Newswise — The fact that electricity not only provides the luminous displays of our numerous gadgets, but also enables healthy, clean living spaces or even access to education in large parts of the world is easily forgotten in our highly digitalized world. Many developing countries are stuck in a vicious circle of poverty with their low electrification rates. Without lighting at home, there is a lack of opportunities for value-adding work besides agriculture. Children can no longer do their homework or learn to read in the evening. Moreover, there are health problems, often caused by smoking fireplaces in the house or sooty kerosene lamps. Access to clean energy is generally considered a springboard to generate a higher income and thus escape poverty. This is why it has been identified as one of the 17 UN goals for sustainable development.

A model for areas worldwide

To help achieve this goal, Cristina Dominguez, a PhD student at the Institute of Building Physics at ETH Zurich and in Empa's Urban Energy Systems lab, is developing a computer model that will provide project developers in rural areas with estimates of household electricity requirements. This should enable accurate and therefore sustainable planning of the electricity grid. In developing countries, electrification projects often fail because reliable data for determining the needs of often widely scattered households is hardly available. Data collection in particular is a major cost factor that makes project developers hesitant to invest. If an electricity grid is then planned too large, for example, this is passed on to electricity prices, making electricity unaffordable for the poor population. Ultimately, electricity grids must be tailored to provide long-term benefits to the people on the one hand and to offer developers an attractive and realistic investment opportunity on the other.
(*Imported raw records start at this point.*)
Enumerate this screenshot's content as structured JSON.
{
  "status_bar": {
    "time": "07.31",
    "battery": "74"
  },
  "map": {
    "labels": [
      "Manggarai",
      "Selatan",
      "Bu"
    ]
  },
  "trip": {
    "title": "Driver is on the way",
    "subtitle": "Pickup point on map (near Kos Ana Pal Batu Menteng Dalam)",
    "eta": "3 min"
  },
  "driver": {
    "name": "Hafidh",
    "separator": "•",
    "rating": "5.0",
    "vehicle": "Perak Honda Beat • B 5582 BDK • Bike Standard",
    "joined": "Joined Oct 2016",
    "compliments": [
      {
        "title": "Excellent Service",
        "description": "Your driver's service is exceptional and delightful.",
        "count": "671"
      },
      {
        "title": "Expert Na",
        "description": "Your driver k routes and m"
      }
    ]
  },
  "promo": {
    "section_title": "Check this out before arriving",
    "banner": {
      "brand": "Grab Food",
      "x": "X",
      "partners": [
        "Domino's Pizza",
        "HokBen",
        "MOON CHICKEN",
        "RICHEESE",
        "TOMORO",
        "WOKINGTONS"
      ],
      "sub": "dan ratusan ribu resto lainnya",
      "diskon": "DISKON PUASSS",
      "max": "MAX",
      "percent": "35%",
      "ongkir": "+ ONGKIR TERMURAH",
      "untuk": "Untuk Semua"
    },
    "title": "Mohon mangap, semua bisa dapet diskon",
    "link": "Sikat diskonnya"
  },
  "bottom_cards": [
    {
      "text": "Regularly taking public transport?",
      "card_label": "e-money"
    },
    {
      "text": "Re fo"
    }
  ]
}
To collect data, Dominguez chose an area in sub-Saharan Africa, the region with the lowest electrification rate worldwide: "In addition to political problems, the areas here are extremely sparsely populated, and the small settlements are very widely scattered. This makes electrification much more difficult – and of course more expensive", says Dominguez. As part of her PhD thesis, she determined the energy use and requirements of around 250 households in eastern Kenya. In order to make her model applicable worldwide, research institutes in Guatemala and Pakistan support her and provide her with equivalent data sets from these countries.

Analysing development

Dominguez's fieldwork in Kenya collected data from households without access to electricity and from those that had been connected to a power grid within the last six years. She was concerned not only with recording existing energy sources and their requirements, but also with the change in use after electrification had been completed. The Empa researcher also used diaries, in which the residents recorded their activities, which they had followed throughout the day, in order to get to know their everyday lives and needs and to anticipate changes, which would set in after electrification and which would then be reflected in the demand for electricity. In Kenya, for example, kerosene is an important source of energy to light up the dark mud huts. To get the kerosene, it is often necessary to walk long distances to the dealership. Time that could perhaps be invested in value-adding work at home in the future – if a source of electricity were available.
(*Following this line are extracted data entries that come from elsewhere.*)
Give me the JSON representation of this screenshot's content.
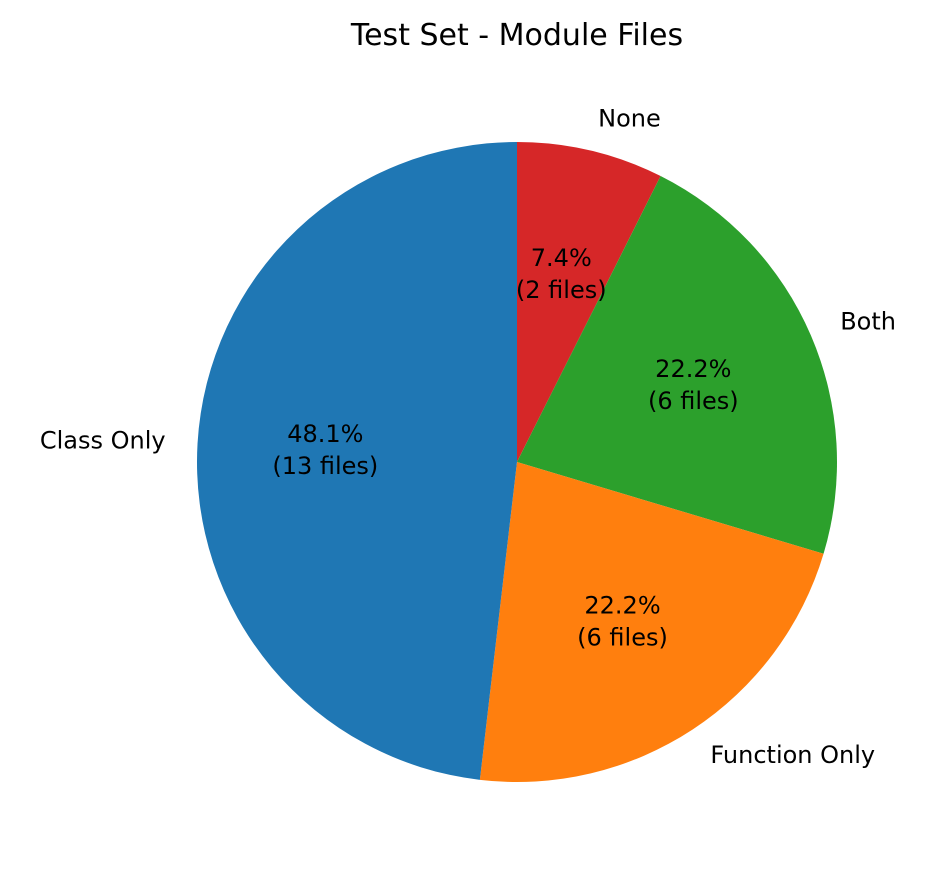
{
  "chart_data": {
    "type": "pie",
    "title": "Test Set - Module Files",
    "start_angle_deg": 90,
    "direction": "clockwise",
    "slices": [
      {
        "label": "None",
        "value": 2,
        "percent_text": "7.4%",
        "count_text": "(2 files)",
        "color": "#d62728"
      },
      {
        "label": "Both",
        "value": 6,
        "percent_text": "22.2%",
        "count_text": "(6 files)",
        "color": "#2ca02c"
      },
      {
        "label": "Function Only",
        "value": 6,
        "percent_text": "22.2%",
        "count_text": "(6 files)",
        "color": "#ff7f0e"
      },
      {
        "label": "Class Only",
        "value": 13,
        "percent_text": "48.1%",
        "count_text": "(13 files)",
        "color": "#1f77b4"
      }
    ]
  }
}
And once the power supply is available, people start to act accordingly; they buy electrical appliances such as TVs, and power consumption increases accordingly. But how long can the power grid continue to function if demand continues to rise? Dominguez wants to incorporate these dynamics into her model: "In our local surveys, we asked people which appliances they would buy after the first year or second year with electricity. We then compared this with households that had already gone through this process." In this way, Dominguez wanted to find out how people would handle energy when it was available to them. Dominguez knows from her research that engineers are often unable to assess this correctly: "There are great biases here, which often result in power supply systems being designed too large.

Tailor-made power grids

To make accurate predictions and recognize consumption dynamics, Dominguez applies machine learning algorithms and data mining techniques. To create the models, the researcher combines global data sets from organizations such as the World Bank with data from project development companies so that she can incorporate additional consumption patterns such as seasonal fluctuations. These are then validated for the three priority regions using field data from Kenya, Pakistan and Guatemala. Mini Grid companies have also provided data on electricity consumption in return for the opportunity to test their model on the basis of local conditions.
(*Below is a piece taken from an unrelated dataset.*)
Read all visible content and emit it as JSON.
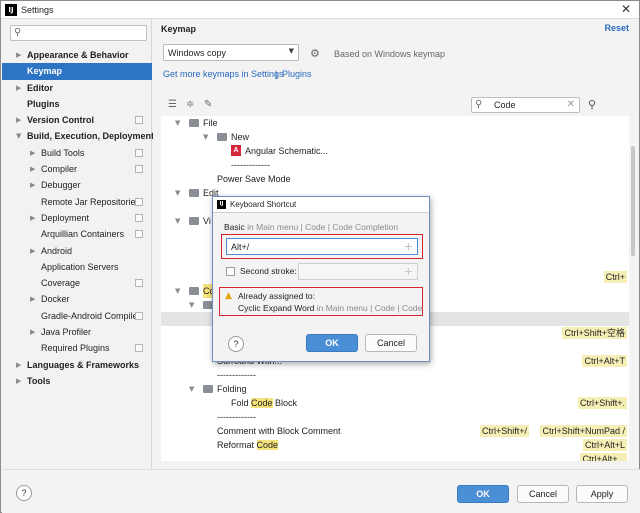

Cristina Dominguez's approach highlights the problems facing developing countries with hardly any infrastructure: Although technical possibilities for electrification exist and have become cheaper with solar technology, investments in a weak economic environment must be made with careful consideration. Otherwise, there is a serious risk of over-indebtedness on the part of electricity users and, in the worst case, also on the part of the operating companies – which could well exacerbate poverty and deter others from investing in these areas. Dominguez's computer model has the potential to overcome at least one hurdle to electrification and thus provide the impetus for a way out of poverty.